ローソク岩の顔崩壊

 凄いショックだ。郷土の誇りである積丹半島ローソク岩」の頭の部分が欠けた、と北海道新聞webが伝えている。以前は海上で雲に乗る観音様にみえたが、いまはただ先の尖った岩にしか見えない。高校時代に通学バスで毎日眺め、札幌、埼玉から帰郷するたびに「帰ってきたなあ」と一息吐いたものだ。最近はトンネルが多くて、少ししか見られない。
 
 昔の中央バス・潮見町停留場の豊浜寄りの海岸通りから、その威厳ある姿にいつも感嘆していた。沖合500メートルに突きでていて、その高さは40メートル。源義経積丹から北上して行ったので、思いを寄せたアイヌのピリカメノコが後を追い、海に身を投げた時にローソク岩に明かりが灯った。地元にはたしかそんな悲劇の伝説があった。

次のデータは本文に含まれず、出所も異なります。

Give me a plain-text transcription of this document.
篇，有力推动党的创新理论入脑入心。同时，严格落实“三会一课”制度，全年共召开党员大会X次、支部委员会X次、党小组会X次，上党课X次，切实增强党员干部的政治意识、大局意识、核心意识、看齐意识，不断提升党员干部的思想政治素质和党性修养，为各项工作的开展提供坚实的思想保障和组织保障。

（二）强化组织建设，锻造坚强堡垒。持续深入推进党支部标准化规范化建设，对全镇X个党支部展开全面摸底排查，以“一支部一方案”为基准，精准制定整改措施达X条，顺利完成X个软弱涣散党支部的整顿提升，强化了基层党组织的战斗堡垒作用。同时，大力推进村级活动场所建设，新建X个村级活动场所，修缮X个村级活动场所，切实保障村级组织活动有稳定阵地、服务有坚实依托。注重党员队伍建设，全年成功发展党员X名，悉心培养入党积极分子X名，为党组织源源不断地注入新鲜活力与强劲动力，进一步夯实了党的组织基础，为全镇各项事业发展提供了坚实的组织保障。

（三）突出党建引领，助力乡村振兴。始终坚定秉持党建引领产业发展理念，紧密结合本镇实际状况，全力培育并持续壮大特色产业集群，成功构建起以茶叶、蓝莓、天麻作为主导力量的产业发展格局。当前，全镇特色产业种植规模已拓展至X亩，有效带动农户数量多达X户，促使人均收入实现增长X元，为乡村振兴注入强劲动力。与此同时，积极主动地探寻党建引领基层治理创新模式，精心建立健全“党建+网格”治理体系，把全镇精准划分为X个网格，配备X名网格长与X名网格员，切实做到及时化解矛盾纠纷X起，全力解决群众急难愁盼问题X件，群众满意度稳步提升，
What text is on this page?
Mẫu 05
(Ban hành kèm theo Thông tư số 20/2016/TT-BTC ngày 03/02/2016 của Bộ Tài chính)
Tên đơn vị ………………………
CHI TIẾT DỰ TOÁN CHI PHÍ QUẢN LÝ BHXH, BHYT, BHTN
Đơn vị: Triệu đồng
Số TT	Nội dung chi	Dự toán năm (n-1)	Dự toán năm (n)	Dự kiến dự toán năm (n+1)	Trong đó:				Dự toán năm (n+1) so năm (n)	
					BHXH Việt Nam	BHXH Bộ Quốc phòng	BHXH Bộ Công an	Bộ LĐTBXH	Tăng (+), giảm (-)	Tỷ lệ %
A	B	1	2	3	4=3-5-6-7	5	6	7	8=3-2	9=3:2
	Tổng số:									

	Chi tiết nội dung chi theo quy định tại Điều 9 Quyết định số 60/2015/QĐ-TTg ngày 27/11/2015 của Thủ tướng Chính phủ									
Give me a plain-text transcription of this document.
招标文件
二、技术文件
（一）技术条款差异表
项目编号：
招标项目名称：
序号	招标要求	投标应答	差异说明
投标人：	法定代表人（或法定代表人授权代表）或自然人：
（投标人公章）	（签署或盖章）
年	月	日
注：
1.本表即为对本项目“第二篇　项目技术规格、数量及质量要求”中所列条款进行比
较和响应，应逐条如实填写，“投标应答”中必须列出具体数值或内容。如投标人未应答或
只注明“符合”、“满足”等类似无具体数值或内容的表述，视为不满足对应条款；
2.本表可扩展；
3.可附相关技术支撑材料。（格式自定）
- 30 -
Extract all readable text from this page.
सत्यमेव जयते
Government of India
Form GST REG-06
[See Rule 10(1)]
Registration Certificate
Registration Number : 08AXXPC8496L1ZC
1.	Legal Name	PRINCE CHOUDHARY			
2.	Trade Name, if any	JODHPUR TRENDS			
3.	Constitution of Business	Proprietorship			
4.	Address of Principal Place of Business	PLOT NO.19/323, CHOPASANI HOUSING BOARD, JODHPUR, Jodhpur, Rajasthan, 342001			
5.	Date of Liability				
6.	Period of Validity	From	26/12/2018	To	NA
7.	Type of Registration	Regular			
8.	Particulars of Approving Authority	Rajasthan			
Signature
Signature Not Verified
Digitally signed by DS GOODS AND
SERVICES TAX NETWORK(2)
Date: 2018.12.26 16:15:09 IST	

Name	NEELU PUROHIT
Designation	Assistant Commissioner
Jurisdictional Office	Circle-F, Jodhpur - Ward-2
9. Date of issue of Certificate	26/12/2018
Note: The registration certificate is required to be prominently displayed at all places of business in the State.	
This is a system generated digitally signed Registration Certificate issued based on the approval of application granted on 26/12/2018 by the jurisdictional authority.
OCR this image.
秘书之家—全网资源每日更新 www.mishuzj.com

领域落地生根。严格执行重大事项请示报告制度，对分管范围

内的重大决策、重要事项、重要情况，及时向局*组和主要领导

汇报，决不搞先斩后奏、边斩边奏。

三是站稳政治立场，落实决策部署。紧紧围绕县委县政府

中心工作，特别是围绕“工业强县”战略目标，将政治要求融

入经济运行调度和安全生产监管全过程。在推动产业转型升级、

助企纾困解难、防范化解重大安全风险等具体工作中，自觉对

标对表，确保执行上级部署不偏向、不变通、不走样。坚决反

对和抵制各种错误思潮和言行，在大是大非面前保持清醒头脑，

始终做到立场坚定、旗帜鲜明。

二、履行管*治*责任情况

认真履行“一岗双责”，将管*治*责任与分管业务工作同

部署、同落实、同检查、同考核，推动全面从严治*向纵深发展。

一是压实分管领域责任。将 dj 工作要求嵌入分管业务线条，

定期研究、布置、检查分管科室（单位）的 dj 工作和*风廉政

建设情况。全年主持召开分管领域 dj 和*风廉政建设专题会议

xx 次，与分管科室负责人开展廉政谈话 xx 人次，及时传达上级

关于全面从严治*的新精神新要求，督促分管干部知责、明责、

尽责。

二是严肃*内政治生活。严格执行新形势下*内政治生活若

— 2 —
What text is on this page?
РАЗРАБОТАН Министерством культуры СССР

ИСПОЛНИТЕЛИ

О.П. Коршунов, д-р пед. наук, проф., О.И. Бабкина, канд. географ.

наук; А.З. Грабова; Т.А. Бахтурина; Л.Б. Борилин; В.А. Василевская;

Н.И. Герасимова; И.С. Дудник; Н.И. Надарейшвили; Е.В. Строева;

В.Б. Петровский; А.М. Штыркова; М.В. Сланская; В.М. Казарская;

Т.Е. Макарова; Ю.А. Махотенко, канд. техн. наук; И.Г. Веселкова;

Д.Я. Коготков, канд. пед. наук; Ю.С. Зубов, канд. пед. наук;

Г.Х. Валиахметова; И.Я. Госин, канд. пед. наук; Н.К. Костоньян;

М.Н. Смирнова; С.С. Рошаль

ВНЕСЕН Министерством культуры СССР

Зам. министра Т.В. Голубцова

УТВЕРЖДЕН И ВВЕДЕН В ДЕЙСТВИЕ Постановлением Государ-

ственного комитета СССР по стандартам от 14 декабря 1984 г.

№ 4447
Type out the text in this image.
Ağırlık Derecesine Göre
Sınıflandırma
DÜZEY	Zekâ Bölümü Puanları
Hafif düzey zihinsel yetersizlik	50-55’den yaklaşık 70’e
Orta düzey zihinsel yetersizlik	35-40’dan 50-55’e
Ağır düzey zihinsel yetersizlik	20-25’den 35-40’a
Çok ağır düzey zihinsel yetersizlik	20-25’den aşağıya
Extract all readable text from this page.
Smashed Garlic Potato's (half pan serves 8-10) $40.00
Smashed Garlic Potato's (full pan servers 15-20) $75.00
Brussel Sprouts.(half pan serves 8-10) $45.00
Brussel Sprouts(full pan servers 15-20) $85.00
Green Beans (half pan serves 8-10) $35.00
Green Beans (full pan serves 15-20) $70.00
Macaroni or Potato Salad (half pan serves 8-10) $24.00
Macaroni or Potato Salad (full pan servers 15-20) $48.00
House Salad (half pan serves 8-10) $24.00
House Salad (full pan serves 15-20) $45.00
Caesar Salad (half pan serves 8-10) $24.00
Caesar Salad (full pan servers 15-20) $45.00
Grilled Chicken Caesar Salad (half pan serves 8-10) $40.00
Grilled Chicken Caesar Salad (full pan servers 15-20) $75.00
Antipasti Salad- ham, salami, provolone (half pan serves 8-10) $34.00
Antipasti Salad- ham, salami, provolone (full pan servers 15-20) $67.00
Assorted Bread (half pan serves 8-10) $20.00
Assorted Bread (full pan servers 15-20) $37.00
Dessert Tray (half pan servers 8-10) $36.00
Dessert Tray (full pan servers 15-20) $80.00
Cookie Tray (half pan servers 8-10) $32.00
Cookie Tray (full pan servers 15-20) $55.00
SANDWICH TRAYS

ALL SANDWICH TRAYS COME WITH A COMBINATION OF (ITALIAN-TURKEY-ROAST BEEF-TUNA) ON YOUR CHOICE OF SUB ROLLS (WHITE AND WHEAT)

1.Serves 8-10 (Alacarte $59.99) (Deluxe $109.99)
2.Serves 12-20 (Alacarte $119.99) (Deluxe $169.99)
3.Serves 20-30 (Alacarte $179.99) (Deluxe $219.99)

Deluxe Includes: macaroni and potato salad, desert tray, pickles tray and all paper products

 この冬に崩落したらしい。岩も陸の断崖もこの一帯はもろい岩盤でできている。大地震や雪害で劣化して、ついにこの3月に先端が半分落ちたようだ。子どものころ、古平から余市までの定期船はローソク岩のすぐ側を通った。覗き込んだら青黒い深い海底から岩が大樹のようにそそり立っていた。あれから半世紀、人間も老いるが、風景も老いていく。